Rio Tinto on the lookout for BC porphyry deposit
British Columbia is known for its coal and copper-gold deposits, with a storied history of mining all three commodities. Now the second largest mining company in the world is hoping to add a BC copper porphyry deposit to its portfolio of development properties.
Rio Tinto’s (ASX, LON:RIO) Chris Welton said the London and New York-listed mega-miner is scoping out British Columbia, Canada for a copper play.
“We would like to be exploring in BC but we just need to find the right project. My exploration manager reminds me that to balance our portfolio in Canada, he wants a BC porphyry,” said Welton, Rio’s exploration director, the Americas region, responsible for “delivery of growth options through early stage greenfields exploration, brownfields exploration, advanced project execution and support for project acquisition throughout North and South America,” states his bio.
Welton was speaking at the opening ceremony of AMEBC’s 2019 Roundup, running Monday to Thursday at the Pan Pacific Hotel in Vancouver.
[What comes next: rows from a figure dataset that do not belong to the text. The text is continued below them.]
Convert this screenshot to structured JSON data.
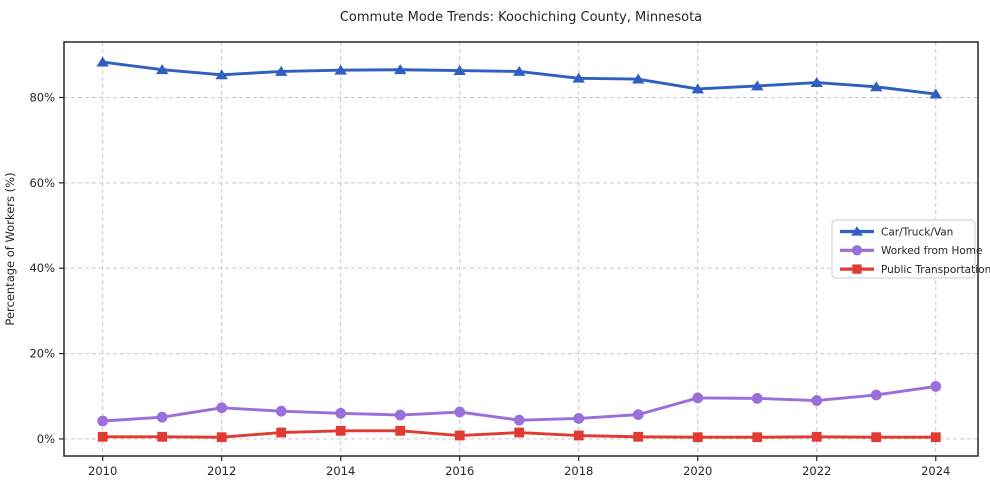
{
  "chart_data": {
    "type": "line",
    "title": "Commute Mode Trends: Koochiching County, Minnesota",
    "xlabel": "",
    "ylabel": "Percentage of Workers (%)",
    "x": [
      2010,
      2011,
      2012,
      2013,
      2014,
      2015,
      2016,
      2017,
      2018,
      2019,
      2020,
      2021,
      2022,
      2023,
      2024
    ],
    "xticks": [
      2010,
      2012,
      2014,
      2016,
      2018,
      2020,
      2022,
      2024
    ],
    "yticks": [
      0,
      20,
      40,
      60,
      80
    ],
    "ytick_labels": [
      "0%",
      "20%",
      "40%",
      "60%",
      "80%"
    ],
    "xlim": [
      2009.35,
      2024.71
    ],
    "ylim": [
      -4.0,
      93.0
    ],
    "grid": true,
    "grid_color": "#c9c9c9",
    "legend": {
      "position": "center-right",
      "entries": [
        "Car/Truck/Van",
        "Worked from Home",
        "Public Transportation"
      ]
    },
    "series": [
      {
        "name": "Car/Truck/Van",
        "color": "#2f5fc1",
        "marker": "triangle",
        "values": [
          88.3,
          86.5,
          85.3,
          86.1,
          86.4,
          86.5,
          86.3,
          86.1,
          84.5,
          84.3,
          82.0,
          82.7,
          83.5,
          82.5,
          80.8
        ]
      },
      {
        "name": "Worked from Home",
        "color": "#9b6fdb",
        "marker": "circle",
        "values": [
          4.2,
          5.1,
          7.3,
          6.5,
          6.0,
          5.6,
          6.3,
          4.4,
          4.8,
          5.7,
          9.6,
          9.5,
          9.0,
          10.3,
          12.3
        ]
      },
      {
        "name": "Public Transportation",
        "color": "#e03b32",
        "marker": "square",
        "values": [
          0.5,
          0.5,
          0.4,
          1.5,
          1.9,
          1.9,
          0.8,
          1.5,
          0.8,
          0.5,
          0.4,
          0.4,
          0.5,
          0.4,
          0.4
        ]
      }
    ]
  }
}
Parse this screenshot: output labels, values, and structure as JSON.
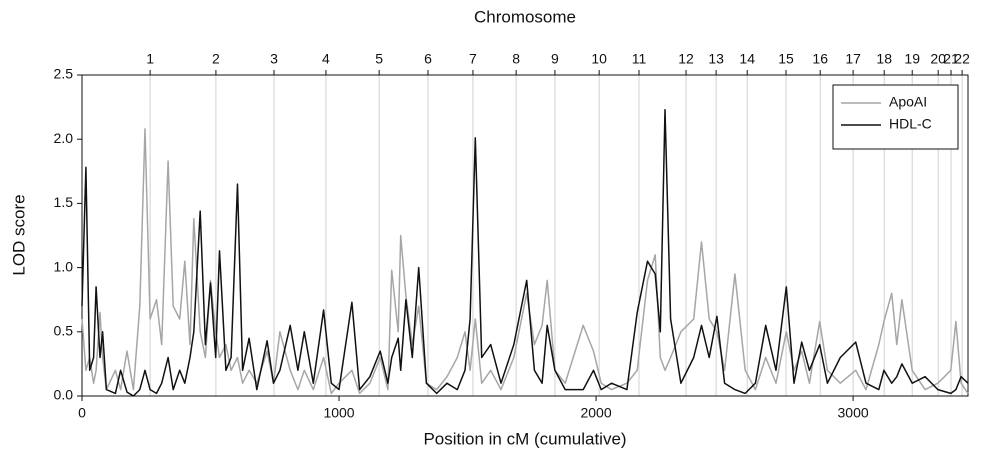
{
  "chart_data": {
    "type": "line",
    "top_axis_title": "Chromosome",
    "xlabel": "Position in cM (cumulative)",
    "ylabel": "LOD score",
    "xlim": [
      0,
      3447
    ],
    "ylim": [
      0,
      2.5
    ],
    "xticks": [
      0,
      1000,
      2000,
      3000
    ],
    "yticks": [
      {
        "value": 0,
        "label": "0.0"
      },
      {
        "value": 0.5,
        "label": "0.5"
      },
      {
        "value": 1,
        "label": "1.0"
      },
      {
        "value": 1.5,
        "label": "1.5"
      },
      {
        "value": 2,
        "label": "2.0"
      },
      {
        "value": 2.5,
        "label": "2.5"
      }
    ],
    "chromosome_ticks": [
      {
        "value": 265,
        "label": "1"
      },
      {
        "value": 521,
        "label": "2"
      },
      {
        "value": 747,
        "label": "3"
      },
      {
        "value": 949,
        "label": "4"
      },
      {
        "value": 1156,
        "label": "5"
      },
      {
        "value": 1346,
        "label": "6"
      },
      {
        "value": 1521,
        "label": "7"
      },
      {
        "value": 1689,
        "label": "8"
      },
      {
        "value": 1840,
        "label": "9"
      },
      {
        "value": 2012,
        "label": "10"
      },
      {
        "value": 2167,
        "label": "11"
      },
      {
        "value": 2350,
        "label": "12"
      },
      {
        "value": 2467,
        "label": "13"
      },
      {
        "value": 2588,
        "label": "14"
      },
      {
        "value": 2739,
        "label": "15"
      },
      {
        "value": 2872,
        "label": "16"
      },
      {
        "value": 3000,
        "label": "17"
      },
      {
        "value": 3121,
        "label": "18"
      },
      {
        "value": 3230,
        "label": "19"
      },
      {
        "value": 3331,
        "label": "20"
      },
      {
        "value": 3381,
        "label": "21"
      },
      {
        "value": 3424,
        "label": "22"
      }
    ],
    "chromosome_grid": true,
    "legend": "upper right",
    "x": [
      0,
      15,
      30,
      45,
      55,
      70,
      80,
      95,
      130,
      150,
      175,
      200,
      225,
      245,
      265,
      290,
      310,
      335,
      355,
      380,
      400,
      420,
      435,
      460,
      480,
      500,
      520,
      535,
      560,
      580,
      605,
      625,
      650,
      680,
      720,
      745,
      770,
      810,
      840,
      865,
      900,
      940,
      970,
      1000,
      1050,
      1080,
      1120,
      1160,
      1190,
      1205,
      1230,
      1240,
      1260,
      1285,
      1310,
      1340,
      1380,
      1420,
      1460,
      1490,
      1510,
      1530,
      1555,
      1590,
      1630,
      1680,
      1730,
      1760,
      1790,
      1810,
      1840,
      1880,
      1950,
      1990,
      2020,
      2060,
      2120,
      2160,
      2200,
      2230,
      2250,
      2268,
      2290,
      2330,
      2380,
      2410,
      2440,
      2470,
      2500,
      2540,
      2580,
      2620,
      2660,
      2700,
      2740,
      2770,
      2800,
      2830,
      2870,
      2900,
      2950,
      3010,
      3050,
      3100,
      3120,
      3150,
      3170,
      3190,
      3230,
      3280,
      3330,
      3380,
      3400,
      3420,
      3447
    ],
    "series": [
      {
        "name": "ApoAI",
        "color": "#a6a6a6",
        "values": [
          0.6,
          0.2,
          0.3,
          0.1,
          0.2,
          0.65,
          0.3,
          0.05,
          0.2,
          0.05,
          0.35,
          0.05,
          0.7,
          2.08,
          0.6,
          0.75,
          0.4,
          1.83,
          0.7,
          0.6,
          1.05,
          0.4,
          1.38,
          0.5,
          0.3,
          0.9,
          0.5,
          0.3,
          0.4,
          0.2,
          0.3,
          0.1,
          0.2,
          0.1,
          0.35,
          0.1,
          0.5,
          0.2,
          0.05,
          0.2,
          0.05,
          0.3,
          0.02,
          0.1,
          0.2,
          0.02,
          0.1,
          0.3,
          0.05,
          0.98,
          0.5,
          1.25,
          0.78,
          0.4,
          0.7,
          0.1,
          0.05,
          0.15,
          0.3,
          0.5,
          0.2,
          0.6,
          0.1,
          0.2,
          0.05,
          0.3,
          0.8,
          0.4,
          0.55,
          0.9,
          0.2,
          0.1,
          0.55,
          0.35,
          0.1,
          0.05,
          0.1,
          0.2,
          0.9,
          1.1,
          0.3,
          0.2,
          0.3,
          0.5,
          0.6,
          1.2,
          0.6,
          0.5,
          0.2,
          0.95,
          0.2,
          0.05,
          0.3,
          0.1,
          0.5,
          0.2,
          0.35,
          0.1,
          0.58,
          0.2,
          0.1,
          0.2,
          0.05,
          0.4,
          0.58,
          0.8,
          0.4,
          0.75,
          0.2,
          0.05,
          0.1,
          0.2,
          0.58,
          0.1,
          0.02
        ]
      },
      {
        "name": "HDL-C",
        "color": "#111111",
        "values": [
          0.7,
          1.78,
          0.2,
          0.3,
          0.85,
          0.3,
          0.5,
          0.05,
          0.02,
          0.2,
          0.03,
          0.0,
          0.05,
          0.2,
          0.05,
          0.02,
          0.1,
          0.3,
          0.05,
          0.2,
          0.1,
          0.3,
          0.5,
          1.44,
          0.4,
          0.88,
          0.3,
          1.13,
          0.2,
          0.3,
          1.65,
          0.2,
          0.45,
          0.05,
          0.43,
          0.1,
          0.2,
          0.55,
          0.2,
          0.5,
          0.1,
          0.67,
          0.1,
          0.05,
          0.73,
          0.05,
          0.15,
          0.35,
          0.1,
          0.3,
          0.45,
          0.2,
          0.75,
          0.3,
          1.0,
          0.1,
          0.02,
          0.1,
          0.05,
          0.2,
          0.6,
          2.01,
          0.3,
          0.4,
          0.1,
          0.4,
          0.9,
          0.2,
          0.1,
          0.55,
          0.2,
          0.05,
          0.05,
          0.2,
          0.05,
          0.1,
          0.05,
          0.65,
          1.05,
          0.95,
          0.5,
          2.23,
          0.6,
          0.1,
          0.3,
          0.55,
          0.3,
          0.62,
          0.1,
          0.05,
          0.02,
          0.1,
          0.55,
          0.2,
          0.85,
          0.1,
          0.42,
          0.2,
          0.4,
          0.1,
          0.3,
          0.42,
          0.1,
          0.05,
          0.2,
          0.1,
          0.15,
          0.25,
          0.1,
          0.15,
          0.05,
          0.02,
          0.05,
          0.15,
          0.1
        ]
      }
    ]
  }
}
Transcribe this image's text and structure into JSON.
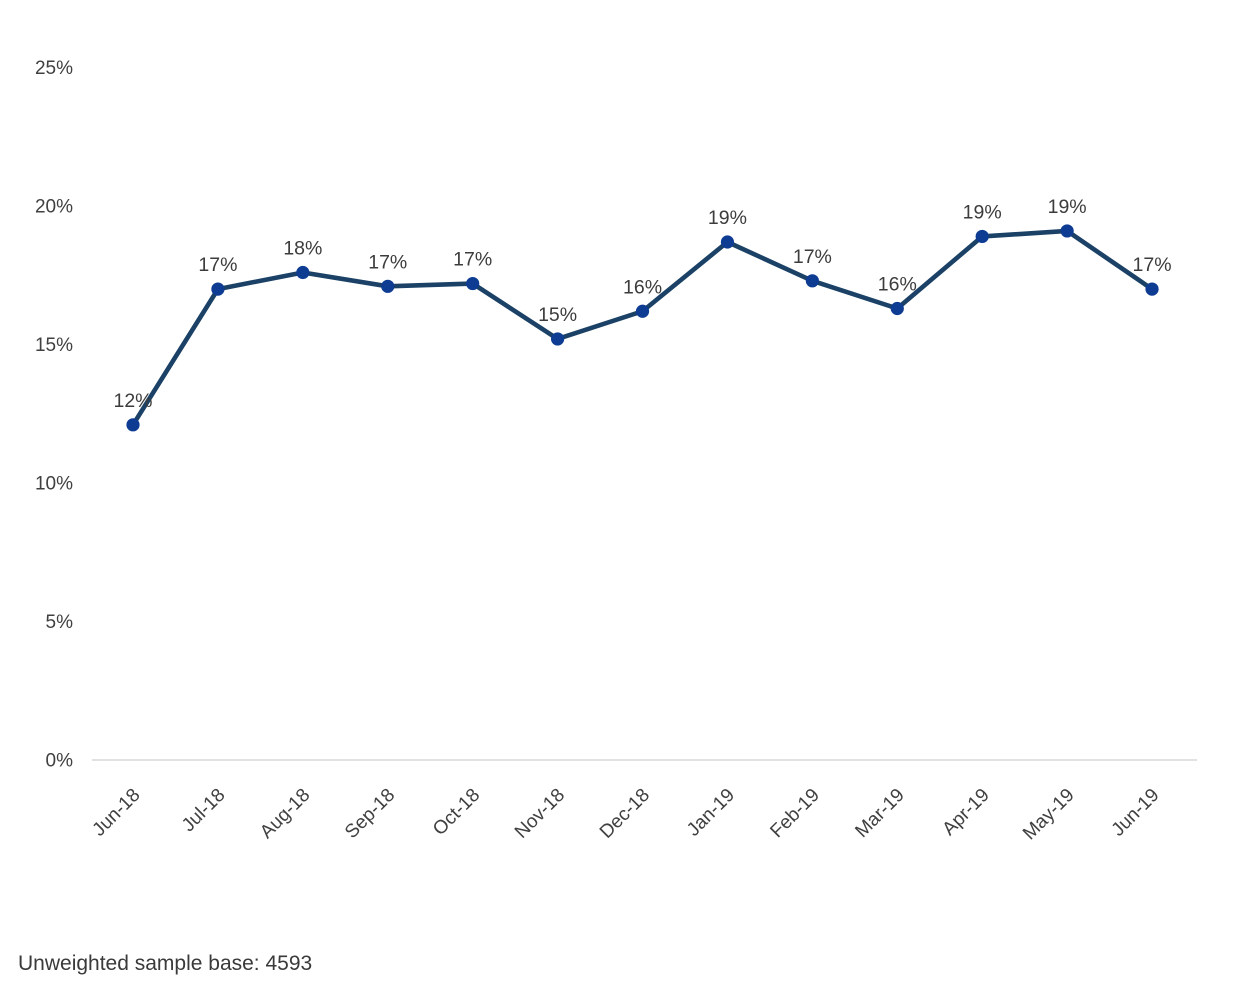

Porphyry deposits are sought after because they are usually low grade and large-scale, allowing for bulk mining and economies of scale. Copper porphyries typically contain 100 million to 5 billion tonnes of ore with grades between 0.2% and 1% copper. Rio Tinto’s Bingham Canyon Mine in Utah produces an annual 300,000 tons of copper.
They are formed where one tectonic plate slips under another, pushing up magma. Metals precipitate out as the magma cools. Gold, copper, molybdenum, silver and lead are among the metals found in porphyries.
Some of BC’s largest copper and gold deposits are porphyries, including the Highland Valley Copper Mine, KSM, Prosperity and New Afton.
As part of his presentation, Welton gave some interesting advice to exploration companies hoping to attract the interest of a major mining company like Rio Tinto.
The company’s exploration arm, known as RTX, dedicates about half of its global exploration budget to copper, with the rest focused on eight commodities in 16 countries.
The 24-year Rio veteran said that contrary to popular belief, despite being a large company, Rio Tinto has a limited exploration budget.
“If we keep the budget tight, keep the teams lean, and focus those now-scarce resources, and valued resources, on only the very best opportunities, this will make sure that as much of the budget as possible goes in the ground, and it will force the geologists or the exploration manager to only test those targets they believe will deliver results. Only then can we improve discovery rates,” he said.
Another important point: Juniors need to be thinking ahead. Way ahead. Welton noted that a greenfield program typically will take 15 years to make a discovery, and another 10 to 15 years to progress the discovery into a mine.
“Our portfolio today will be delivering metals and minerals to the market in 15 to 25 years time. As explorationists can we predict what the world will want in 15 years?” He gave the example of Rio’s Jadar lithium borate project in Serbia. Preliminary exploration took place in 1998, it wasn’t until 2004 that a discovery hole was drilled, and it took another four years until a JORC-compliant resource estimate was published.
“So we’re 14 years and counting since the discovery. Who could predict the hype around EVs (electric vehicles) and therefore the lithium sector eight years ago?”
To conclude, Welton addressed the question everyone in the audience wanted the answer to: What does a major mining company like Rio Tinto look for in a junior resource firm?
“Our focus is on optionality and upside,” Welton said, adding the company is “not interested in kicking tires or using project reviews to acquire data. We’re reviewing the project because we want to understand if we can add value to progress it.”
He also dismissed a common perception that a major wants to “squeeze the discover out of the project,” noting Rio is generally more interested in projects than companies.
“We rarely want to make placement in companies as you end up with two different parties with different priorities and that makes for conflict in the relationship,” he said. “Initially we seek to put as much money in the ground as possible.”